Surrounded by crystal clear waters, it is a paradise in the heart of the Mediterranean. Diving tourism in our country did not take its first tentative steps until the early 90s. The majority of diving centres and diving training centres are located in Crete, Corfu or Athens and Piraeus.
Generally speaking, Greek waters are among the most important archaeological sites in the world. In their depths lie sunken cities, prehistoric coastal settlements, a myriad collection of towers, shipwrecks, and ancient harbours. One of the most well-publicised and remarkable efforts to locate and discover shipwrecks in Greece was that conducted by the world-renowned French explorer Jacques Cousteau, with his famous ship, the “Calypso”.

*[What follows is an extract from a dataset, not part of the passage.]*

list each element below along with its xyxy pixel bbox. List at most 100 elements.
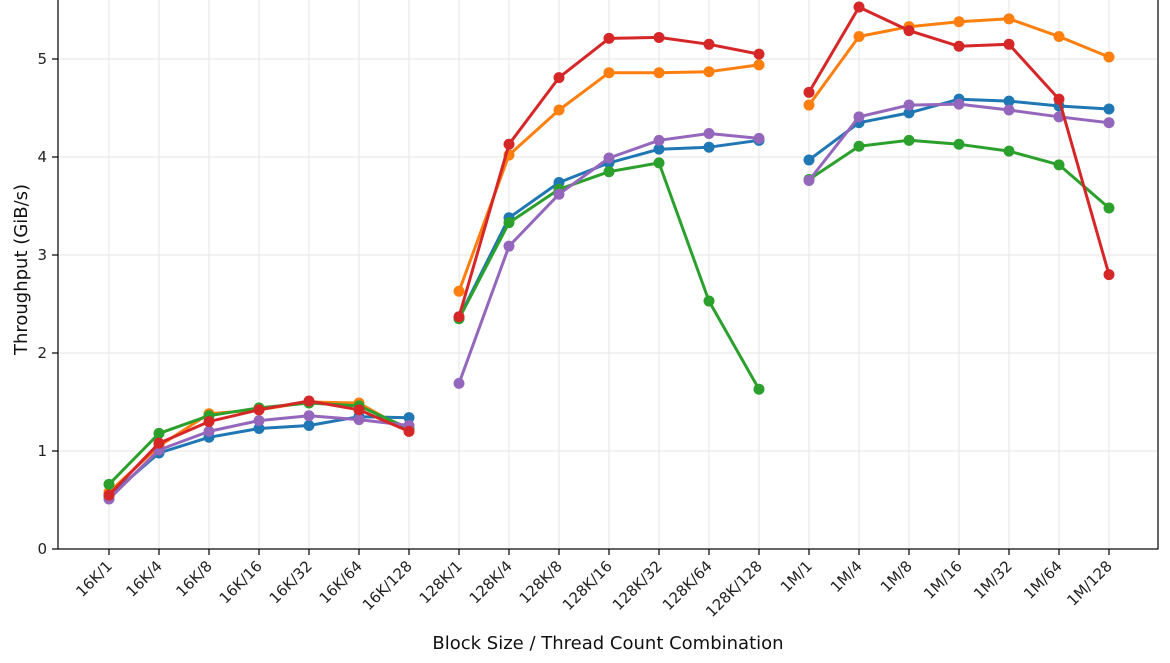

In 1975 the Ministry of Foreign Affairs and the Greek Tourism Organisation invited Cousteau to Greece to shoot a series of documentary films entitled “Calypso’s Search for Atlantis”. Greek archaeologists and a multi-member research team from the newly established Institute of Marine Archaeology (HIMA) participated in the mission. Cousteau explored several areas of the world, and in Crete they included Heraklion, the islands of Dias and Pseira, Kavo Sidero and Agia Pelagia Bay. The findings of the mission were particularly important as they provided much information on the Neolithic period, the Archaic period, and reached as far the World War 2. Off the uninhabited island of Dias, opposite Heraklion, they found four ancient shipwrecks, Venetian anchors, and an underwater harbour 3000 years old.
One very important discovery was the “relic” of the French fleet’s second flagship “La Therese” which sank 344 years ago. The ship’s secrets remained sealed for centuries on the seabed until 1976 when Jacques Yves Cousteau and his group (including a number of Cretan divers) pulled up 129 everyday objects, as well as coins and ammunition (mostly shot). But what led to the identification of the “La Therese” was a bronze cannon bearing the emblem of Charles IX of France, and the personal belongings of the Duke de Navaille. Today the larger portion of these findings are housed in the Koules Fortress at Heraklion harbour and in the Historical Museum of Crete.
It should be noted that current legislation grants Greek Archaeological Service the ability to restrict access to every inch of Greek waters and to allow diving only at specific locations limited in area and number. Furthermore, according to the Article of the law pertaining to underwater area legal protection and management, the Hellenic Ephorate of Underwater Antiquities categorises any wreck of more than 50 years old as “historically significant”, and diving is forbidden within 300 meters of it.
Most divers disagree with this decision, however, and have asked the Hellenic Ephorate of Underwater Antiquities to indicate which areas of the sea and the seabed specifically constitute archeological sites, leaving the rest free for exploration by devotees of the aquatic element and the life that lies hidden within it. Apart from these submerged cities, however, any ordinary swimmer can easily discover the beauty of the deep and its rich underwater life from almost any of the beaches of Crete.